Posted on May 12th, 2022

[as seen on The FADER]

Wendy Eisenberg adds depth to everything they touch. Whether it's the refreshingly abrasive edge they bring to their folk-adjacent, jazz-based solo songs or the dissonant earth tones they add to their free improvisation with legendary experimenters such as John Zorn, they have a knack for making fresh tracks in well-trodden soil. Editrix, their hard-rocking trio with Steve Cameron of the powerviolence outfit Tortured Skull and Josh Daniel of the jittery post-punk group Landowner, announced themselves in 2019 with a four-track tape titled Talk To Me and followed it up last year with their first full-length, Tell Me I'm Bad.

Last month, they dropped the imperatives to announce their sophomore LP, Editrix II: Editrix Goes To Hell, and share its lead single, "One Truck Gone." And today, they're premiering a second offering called "Hieroglyphics" with The FADER as they prepare for the record's June 3 release via Exploding In Sound.

The new song finds Eisenberg reimagining heavy music's often over-salted emotional flavor profile with the palate-cleansing secret sauce of vulnerability. But anyone so blind as to mistake this honesty for weakness will curdle at the sound of their bone-chilling whisper, backed by Daniel's thrashing kit work, Cameron's filthy picking, and her own nu-metal-inspired guitar line.

"I hate this part / It leaves me so exposed / Don't talk abut that / Don't talk about how it made you grow," Eisenberg mouths at the start of the track. Later, they harmonize behind their breathy vocal line, creating a demonic chorus as the instrumental runs wild beneath them.

Listen to "Hieroglyphics" and read our interview with Eisenberg below.

The FADER: "Hieroglyphics" and "One Truck Gone" are essentially nu-metal tracks. Did you grow up on nu-metal, and what inspired you to put your own spin on the genre in 2022?
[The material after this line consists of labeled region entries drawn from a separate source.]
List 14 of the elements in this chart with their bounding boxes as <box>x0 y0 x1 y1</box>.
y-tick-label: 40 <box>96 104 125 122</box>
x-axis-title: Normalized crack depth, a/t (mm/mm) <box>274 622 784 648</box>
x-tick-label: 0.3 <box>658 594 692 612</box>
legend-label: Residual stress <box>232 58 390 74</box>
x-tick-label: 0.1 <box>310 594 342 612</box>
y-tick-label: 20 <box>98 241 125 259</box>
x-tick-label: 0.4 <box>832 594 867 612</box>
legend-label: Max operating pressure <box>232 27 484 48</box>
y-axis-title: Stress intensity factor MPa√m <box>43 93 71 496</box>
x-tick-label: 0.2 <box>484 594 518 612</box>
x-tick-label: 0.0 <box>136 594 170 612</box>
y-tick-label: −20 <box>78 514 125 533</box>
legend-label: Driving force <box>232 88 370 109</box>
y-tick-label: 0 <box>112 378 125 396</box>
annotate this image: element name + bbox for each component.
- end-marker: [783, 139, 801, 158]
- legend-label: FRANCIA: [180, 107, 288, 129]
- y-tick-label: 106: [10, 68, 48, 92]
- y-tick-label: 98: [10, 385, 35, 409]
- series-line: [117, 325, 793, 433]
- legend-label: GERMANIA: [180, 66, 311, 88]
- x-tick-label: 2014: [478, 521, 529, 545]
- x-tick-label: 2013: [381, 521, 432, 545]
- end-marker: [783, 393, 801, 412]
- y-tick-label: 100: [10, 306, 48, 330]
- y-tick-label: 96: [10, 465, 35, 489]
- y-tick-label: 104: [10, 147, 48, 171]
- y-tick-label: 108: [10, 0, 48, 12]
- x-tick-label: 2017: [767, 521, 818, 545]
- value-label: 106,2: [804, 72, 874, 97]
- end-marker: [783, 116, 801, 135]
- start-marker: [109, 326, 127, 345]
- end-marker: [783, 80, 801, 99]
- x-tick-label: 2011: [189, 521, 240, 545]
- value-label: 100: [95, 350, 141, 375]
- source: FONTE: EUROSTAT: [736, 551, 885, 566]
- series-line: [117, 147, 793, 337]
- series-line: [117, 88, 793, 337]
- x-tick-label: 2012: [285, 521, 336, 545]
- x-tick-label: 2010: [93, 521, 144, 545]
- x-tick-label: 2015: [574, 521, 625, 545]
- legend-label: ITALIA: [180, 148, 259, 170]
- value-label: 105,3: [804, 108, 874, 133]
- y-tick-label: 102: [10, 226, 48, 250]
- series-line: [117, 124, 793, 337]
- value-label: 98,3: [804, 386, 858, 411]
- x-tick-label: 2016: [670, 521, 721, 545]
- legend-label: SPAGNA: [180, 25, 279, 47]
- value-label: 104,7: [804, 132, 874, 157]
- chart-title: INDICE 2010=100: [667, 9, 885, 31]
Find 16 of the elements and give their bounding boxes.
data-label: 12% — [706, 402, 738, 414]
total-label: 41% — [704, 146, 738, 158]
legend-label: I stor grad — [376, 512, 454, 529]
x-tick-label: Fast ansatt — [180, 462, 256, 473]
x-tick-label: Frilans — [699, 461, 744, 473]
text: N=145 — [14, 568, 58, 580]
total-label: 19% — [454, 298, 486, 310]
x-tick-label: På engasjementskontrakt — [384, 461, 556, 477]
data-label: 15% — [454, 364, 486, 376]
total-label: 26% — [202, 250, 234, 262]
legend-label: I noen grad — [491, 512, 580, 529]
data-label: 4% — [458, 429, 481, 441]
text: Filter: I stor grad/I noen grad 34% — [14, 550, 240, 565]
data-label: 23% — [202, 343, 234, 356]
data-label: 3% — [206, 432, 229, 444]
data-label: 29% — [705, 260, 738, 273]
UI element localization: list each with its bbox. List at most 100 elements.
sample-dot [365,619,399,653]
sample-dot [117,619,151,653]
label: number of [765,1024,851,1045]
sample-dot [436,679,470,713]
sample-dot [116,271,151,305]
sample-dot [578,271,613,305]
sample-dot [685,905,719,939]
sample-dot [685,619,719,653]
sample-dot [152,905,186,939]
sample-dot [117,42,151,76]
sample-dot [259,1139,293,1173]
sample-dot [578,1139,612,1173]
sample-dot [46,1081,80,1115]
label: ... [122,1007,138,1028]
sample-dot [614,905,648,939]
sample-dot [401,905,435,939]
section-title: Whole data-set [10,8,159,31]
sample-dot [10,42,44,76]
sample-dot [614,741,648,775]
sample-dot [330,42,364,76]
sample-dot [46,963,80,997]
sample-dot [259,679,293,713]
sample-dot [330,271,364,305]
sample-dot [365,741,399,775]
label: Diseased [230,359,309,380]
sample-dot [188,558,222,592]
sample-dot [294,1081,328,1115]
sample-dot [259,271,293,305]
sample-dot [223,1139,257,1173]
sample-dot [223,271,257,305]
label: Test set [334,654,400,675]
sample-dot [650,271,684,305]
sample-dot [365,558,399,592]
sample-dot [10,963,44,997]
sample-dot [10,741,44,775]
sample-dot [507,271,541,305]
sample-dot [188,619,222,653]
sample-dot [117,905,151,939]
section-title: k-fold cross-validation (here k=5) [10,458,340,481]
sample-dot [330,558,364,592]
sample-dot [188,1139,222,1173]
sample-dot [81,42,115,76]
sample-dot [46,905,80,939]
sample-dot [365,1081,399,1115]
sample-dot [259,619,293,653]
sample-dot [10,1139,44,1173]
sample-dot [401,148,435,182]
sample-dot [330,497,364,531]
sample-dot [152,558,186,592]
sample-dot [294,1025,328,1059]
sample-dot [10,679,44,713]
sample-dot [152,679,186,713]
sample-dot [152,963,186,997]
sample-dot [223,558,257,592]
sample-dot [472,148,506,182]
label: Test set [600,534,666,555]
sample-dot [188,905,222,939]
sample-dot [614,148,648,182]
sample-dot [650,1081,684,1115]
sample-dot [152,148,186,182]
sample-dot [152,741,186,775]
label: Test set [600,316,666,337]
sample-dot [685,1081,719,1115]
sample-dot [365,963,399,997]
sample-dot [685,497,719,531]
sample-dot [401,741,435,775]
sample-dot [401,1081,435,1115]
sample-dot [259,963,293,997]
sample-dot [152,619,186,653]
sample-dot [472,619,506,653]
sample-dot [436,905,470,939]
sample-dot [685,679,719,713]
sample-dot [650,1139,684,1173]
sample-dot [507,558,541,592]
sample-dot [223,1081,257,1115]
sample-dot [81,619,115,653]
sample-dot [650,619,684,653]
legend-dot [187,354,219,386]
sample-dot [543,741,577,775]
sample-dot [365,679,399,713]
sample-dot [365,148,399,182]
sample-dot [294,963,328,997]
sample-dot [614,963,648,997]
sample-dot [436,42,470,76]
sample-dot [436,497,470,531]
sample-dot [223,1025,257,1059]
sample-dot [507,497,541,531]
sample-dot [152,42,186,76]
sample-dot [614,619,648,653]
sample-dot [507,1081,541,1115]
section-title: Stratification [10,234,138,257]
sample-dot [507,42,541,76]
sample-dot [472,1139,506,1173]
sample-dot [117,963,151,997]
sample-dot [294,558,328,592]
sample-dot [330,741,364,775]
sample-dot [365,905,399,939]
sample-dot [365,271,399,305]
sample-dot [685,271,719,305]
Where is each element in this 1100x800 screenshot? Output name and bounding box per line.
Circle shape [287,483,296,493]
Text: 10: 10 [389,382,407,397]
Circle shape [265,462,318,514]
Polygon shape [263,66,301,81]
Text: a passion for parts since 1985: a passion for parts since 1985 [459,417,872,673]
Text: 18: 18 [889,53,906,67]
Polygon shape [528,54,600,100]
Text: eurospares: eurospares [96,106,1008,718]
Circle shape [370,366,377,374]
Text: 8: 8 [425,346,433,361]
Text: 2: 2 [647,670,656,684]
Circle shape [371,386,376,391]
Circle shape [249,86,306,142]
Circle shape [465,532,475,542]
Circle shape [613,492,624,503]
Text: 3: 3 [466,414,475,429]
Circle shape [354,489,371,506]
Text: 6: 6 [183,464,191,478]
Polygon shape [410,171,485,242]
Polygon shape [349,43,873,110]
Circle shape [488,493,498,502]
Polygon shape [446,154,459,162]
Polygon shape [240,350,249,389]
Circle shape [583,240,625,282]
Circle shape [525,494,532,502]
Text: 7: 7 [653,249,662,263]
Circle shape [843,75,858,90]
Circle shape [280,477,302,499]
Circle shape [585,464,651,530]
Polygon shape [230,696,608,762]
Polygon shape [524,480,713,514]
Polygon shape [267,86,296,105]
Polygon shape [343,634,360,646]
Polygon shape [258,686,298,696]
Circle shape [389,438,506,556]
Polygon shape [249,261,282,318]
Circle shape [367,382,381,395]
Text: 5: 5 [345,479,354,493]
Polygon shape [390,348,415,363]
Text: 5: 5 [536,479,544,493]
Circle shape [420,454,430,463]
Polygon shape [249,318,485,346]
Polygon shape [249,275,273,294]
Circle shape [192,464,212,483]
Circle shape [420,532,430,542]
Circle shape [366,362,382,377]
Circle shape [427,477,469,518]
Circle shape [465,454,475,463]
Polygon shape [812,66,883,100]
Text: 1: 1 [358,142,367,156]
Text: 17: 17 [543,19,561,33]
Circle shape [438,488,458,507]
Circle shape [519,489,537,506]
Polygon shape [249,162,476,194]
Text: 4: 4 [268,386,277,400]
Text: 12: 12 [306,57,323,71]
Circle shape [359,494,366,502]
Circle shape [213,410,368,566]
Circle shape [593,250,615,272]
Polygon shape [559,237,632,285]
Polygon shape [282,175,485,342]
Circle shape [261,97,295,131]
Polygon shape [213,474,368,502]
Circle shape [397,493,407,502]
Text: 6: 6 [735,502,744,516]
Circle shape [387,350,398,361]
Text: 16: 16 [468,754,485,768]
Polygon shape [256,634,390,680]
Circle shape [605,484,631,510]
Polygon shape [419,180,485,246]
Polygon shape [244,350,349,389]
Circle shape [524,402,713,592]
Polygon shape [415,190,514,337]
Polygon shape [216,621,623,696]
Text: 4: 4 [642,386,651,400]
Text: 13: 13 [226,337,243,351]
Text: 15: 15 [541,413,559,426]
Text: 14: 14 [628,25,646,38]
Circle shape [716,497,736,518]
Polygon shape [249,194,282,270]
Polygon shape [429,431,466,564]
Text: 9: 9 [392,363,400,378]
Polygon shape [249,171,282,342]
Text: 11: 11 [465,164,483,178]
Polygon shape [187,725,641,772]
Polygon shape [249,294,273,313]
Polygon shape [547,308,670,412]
Wendy Eisenberg: I grew up in the general universe of nu-metal, coming to consciousness in the Korn/Linkin/Slipknot years and connecting to it, but I have always been too softhearted to find myself in that “lifestyle” (plus, I was 8). All of us in the band love System of a Down, and various metal subgenres deeply, but whatever particularly nu-metal aesthetics that came through in these songs were just what the songs themselves seemed to be asking for. Basically, we didn’t set out to write nu-metal, but it was the sound surrounding our formative years.

The lead vocal line is whispered in a really steady tone throughout the new song, which creates a great chilling effect. What led to that decision, and do you have any favorite whispered lead vocals from other songs of any genre?

I find whispering to be sexy and intense and off-putting in equal measure. I’d wanted to have a whisper song for a while, especially during the Paula Cole phase I had when we were writing this record. The verses of “Where Have All the Cowboys Gone?” are unbelievably beautiful to me, and were a direct inspiration here.

The thing that struck me most about this song was its lyrical vulnerability in contrast with the heavy instrumental. Do you think the hardcore scene could use a healthy injection of vulnerability?

While I love hardcore, it’s tough for me to consider myself a dedicated-enough member of that scene for it to be appropriate for me to speculate on what lyrical choices would make a positive impact on it. There should be as much a space for healthy verbalized aggression as there is for vulnerability; both take conviction and risk, which is most of [what] I care about in music.